Models for data-sharing
Charles Hugh-Jones, Sanofi’s chief medical officer for the US and one of the most outspoken advocates of the project, says there are three basic models for sharing data:
- Black box model: Researchers submit a research question, and get – or don’t get – an answer. This is the most common and the most restrictive model.
- Gatekeeper: Espoused by the PhRMA/EFPIA principles for sharing data. Less restrictive than the black box model, but still requires research credentials and an acceptable research proposal for access to data.
- Broad access: This is the Project DataSphere model. Open access to almost everyone, but data is often limited as a result (comparator arm data only in Project DataSphere).
All of these models are useful in different ways, since “not all data is the same, and not all sharing is the same,” says Hugh-Jones. “We have to help the general public understand that that there are many flavors of data sharing…an ecosystem of data sharing rather than one place where all data is shared.”

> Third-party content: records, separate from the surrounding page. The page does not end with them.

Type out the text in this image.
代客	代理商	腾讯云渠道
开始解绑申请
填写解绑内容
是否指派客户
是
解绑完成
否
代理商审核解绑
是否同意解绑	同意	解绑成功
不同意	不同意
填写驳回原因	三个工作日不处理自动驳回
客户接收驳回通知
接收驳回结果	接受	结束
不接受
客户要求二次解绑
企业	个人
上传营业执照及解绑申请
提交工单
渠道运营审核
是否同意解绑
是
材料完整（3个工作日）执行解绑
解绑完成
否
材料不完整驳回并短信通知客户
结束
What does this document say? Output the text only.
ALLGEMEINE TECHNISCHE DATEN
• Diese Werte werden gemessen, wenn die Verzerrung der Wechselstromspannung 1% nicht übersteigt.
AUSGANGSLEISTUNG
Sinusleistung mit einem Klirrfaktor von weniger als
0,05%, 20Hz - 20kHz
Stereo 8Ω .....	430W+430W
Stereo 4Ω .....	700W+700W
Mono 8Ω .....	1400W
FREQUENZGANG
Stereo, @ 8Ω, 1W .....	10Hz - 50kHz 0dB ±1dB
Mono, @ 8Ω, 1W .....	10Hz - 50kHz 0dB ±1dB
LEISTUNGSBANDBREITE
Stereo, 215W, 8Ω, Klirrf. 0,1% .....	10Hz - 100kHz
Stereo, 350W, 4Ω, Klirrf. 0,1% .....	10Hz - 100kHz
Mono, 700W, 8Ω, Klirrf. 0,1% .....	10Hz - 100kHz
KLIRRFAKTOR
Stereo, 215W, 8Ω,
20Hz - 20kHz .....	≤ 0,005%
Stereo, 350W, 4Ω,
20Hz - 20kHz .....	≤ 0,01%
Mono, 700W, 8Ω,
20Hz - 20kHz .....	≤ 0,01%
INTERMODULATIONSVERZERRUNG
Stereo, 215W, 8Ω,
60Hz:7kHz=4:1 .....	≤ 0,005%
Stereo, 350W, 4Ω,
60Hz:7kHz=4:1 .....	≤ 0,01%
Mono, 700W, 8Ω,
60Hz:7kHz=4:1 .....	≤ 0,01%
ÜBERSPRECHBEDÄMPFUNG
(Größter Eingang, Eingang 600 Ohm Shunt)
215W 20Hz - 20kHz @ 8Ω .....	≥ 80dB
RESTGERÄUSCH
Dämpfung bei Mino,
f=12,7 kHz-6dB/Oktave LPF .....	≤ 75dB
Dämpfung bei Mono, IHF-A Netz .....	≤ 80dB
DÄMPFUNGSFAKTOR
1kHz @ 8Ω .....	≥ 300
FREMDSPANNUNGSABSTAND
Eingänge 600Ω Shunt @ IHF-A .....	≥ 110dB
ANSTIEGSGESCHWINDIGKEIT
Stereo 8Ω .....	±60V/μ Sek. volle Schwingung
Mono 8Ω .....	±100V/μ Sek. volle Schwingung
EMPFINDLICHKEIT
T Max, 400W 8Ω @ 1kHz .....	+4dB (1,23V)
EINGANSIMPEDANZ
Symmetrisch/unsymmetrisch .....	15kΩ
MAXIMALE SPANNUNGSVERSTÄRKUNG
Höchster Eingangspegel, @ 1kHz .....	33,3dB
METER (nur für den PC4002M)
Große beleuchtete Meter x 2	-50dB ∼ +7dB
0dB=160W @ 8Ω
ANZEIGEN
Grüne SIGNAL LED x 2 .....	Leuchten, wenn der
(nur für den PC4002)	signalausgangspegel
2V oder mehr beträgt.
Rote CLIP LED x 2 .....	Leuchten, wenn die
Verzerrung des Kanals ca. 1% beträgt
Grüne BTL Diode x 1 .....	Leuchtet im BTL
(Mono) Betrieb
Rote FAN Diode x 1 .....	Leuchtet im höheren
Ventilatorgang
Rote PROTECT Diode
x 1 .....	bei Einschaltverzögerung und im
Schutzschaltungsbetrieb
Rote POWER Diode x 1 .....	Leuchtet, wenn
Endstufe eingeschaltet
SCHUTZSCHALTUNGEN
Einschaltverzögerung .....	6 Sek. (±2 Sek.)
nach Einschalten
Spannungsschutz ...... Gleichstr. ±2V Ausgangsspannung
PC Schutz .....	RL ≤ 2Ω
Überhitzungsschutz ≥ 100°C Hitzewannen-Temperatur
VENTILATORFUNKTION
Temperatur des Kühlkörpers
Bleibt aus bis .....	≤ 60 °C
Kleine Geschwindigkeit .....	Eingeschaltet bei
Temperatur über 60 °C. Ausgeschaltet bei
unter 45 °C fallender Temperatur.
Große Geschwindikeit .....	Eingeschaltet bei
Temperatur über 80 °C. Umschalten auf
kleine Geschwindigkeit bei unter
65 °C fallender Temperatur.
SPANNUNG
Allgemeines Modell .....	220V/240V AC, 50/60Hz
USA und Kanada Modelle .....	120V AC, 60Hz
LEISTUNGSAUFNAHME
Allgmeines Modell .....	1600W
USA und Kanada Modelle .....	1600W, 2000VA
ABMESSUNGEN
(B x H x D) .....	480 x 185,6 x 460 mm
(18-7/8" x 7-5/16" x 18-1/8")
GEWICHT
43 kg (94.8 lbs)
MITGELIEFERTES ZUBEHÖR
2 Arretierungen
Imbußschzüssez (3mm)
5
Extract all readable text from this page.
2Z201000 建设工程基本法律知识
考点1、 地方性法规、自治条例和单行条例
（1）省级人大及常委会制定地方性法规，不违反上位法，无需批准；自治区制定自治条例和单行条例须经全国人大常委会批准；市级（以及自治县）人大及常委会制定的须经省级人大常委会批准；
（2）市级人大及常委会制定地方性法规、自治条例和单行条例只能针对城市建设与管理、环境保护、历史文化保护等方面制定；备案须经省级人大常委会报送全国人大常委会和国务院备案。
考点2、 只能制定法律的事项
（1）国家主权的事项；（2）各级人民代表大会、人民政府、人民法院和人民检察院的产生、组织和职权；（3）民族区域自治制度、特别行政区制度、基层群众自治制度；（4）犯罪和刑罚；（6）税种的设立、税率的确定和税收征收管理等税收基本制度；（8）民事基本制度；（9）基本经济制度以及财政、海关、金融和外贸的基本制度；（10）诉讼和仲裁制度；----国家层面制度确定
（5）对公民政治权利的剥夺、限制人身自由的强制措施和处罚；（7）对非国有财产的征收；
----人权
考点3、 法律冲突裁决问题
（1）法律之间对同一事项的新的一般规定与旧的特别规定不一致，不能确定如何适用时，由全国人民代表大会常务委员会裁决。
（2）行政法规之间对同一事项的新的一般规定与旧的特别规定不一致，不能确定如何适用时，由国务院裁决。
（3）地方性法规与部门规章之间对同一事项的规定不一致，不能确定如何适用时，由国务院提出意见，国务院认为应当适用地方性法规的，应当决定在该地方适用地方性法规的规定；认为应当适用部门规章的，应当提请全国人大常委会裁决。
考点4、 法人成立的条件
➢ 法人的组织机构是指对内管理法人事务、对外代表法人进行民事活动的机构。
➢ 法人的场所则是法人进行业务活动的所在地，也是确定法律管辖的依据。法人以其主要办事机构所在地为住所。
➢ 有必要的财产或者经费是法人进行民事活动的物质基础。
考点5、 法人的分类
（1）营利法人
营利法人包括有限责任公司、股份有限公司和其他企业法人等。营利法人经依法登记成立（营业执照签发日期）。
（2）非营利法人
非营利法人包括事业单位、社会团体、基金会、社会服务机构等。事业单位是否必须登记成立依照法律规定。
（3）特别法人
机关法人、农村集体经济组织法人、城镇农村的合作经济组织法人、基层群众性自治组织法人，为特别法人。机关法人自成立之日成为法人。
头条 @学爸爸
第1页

Just as there are thousands of different cancer types, ranging from quite benign to extremely malignant, and different ways to treat them, there are also different sharing projects, with different aims, says Hugh-Jones. “There will be all sorts of models that hopefully will synergize to allow people to do different things.” The second phase of Project DataSphere will include research challenges, the first being a prostate cancer challenge in collaboration with the Prostate Cancer Foundation, says Hugh-Jones. There is also a social media component in the works, that would allow researchers to discuss their projects on the Project Datasphere website. “My belief is that [Project DataSphere] will be maximally successful once we start to build in the social overlay, because then everyone – payers, researchers, companies, academia and others – can start talking to each other,” says Hugh-Jones.
Other data-sharing projects
In addition to workshops the Institute of Medicine has convened on data-sharing, and the PhRMA/EFPIA data-sharing principles referenced above, many institutional and patient projects have surfaced in recent years. These include but certainly aren’t limited to Harvard’s Personal Genome Project, AHRQ’s Healthcare Cost and Utilization project, NIH’s Big Data to Knowledge (BD2K) project, PatientsLikeMe, TransCelerate, the Clinical Data Interchange Standards Consortium (CDISC), the Immune Tolerance Network, ClinicalStudyDataRequest.com, and the Yale Open Data Access (YODA).
Last January, Janssen Research and Development (a J&J subsidiary) partnered with YODA [insert Star Wars joke here] in what has been described as a “pioneering partnership model for sharing clinical data.” The project is distinct in that it “gives the decision-making power over access to data to the Yale group, rather than it being held by J&J,” says Doshi. “J&J is going quite a bit further, it seems, in its pledges to give independent investigators access to both arms of data for trials it has sponsored.”
Doshi says what’s often overlooked in the charge on pharma’s data vaults is the data that’s housed at FDA. “They singularly hold the most data across companies, across therapeutic areas, across time. EMA is releasing data, but why is FDA not similarly opening up its archives to the public?” asks Doshi. “I think the status quo for them is a more comfortable place to be than a revolution in access to data.”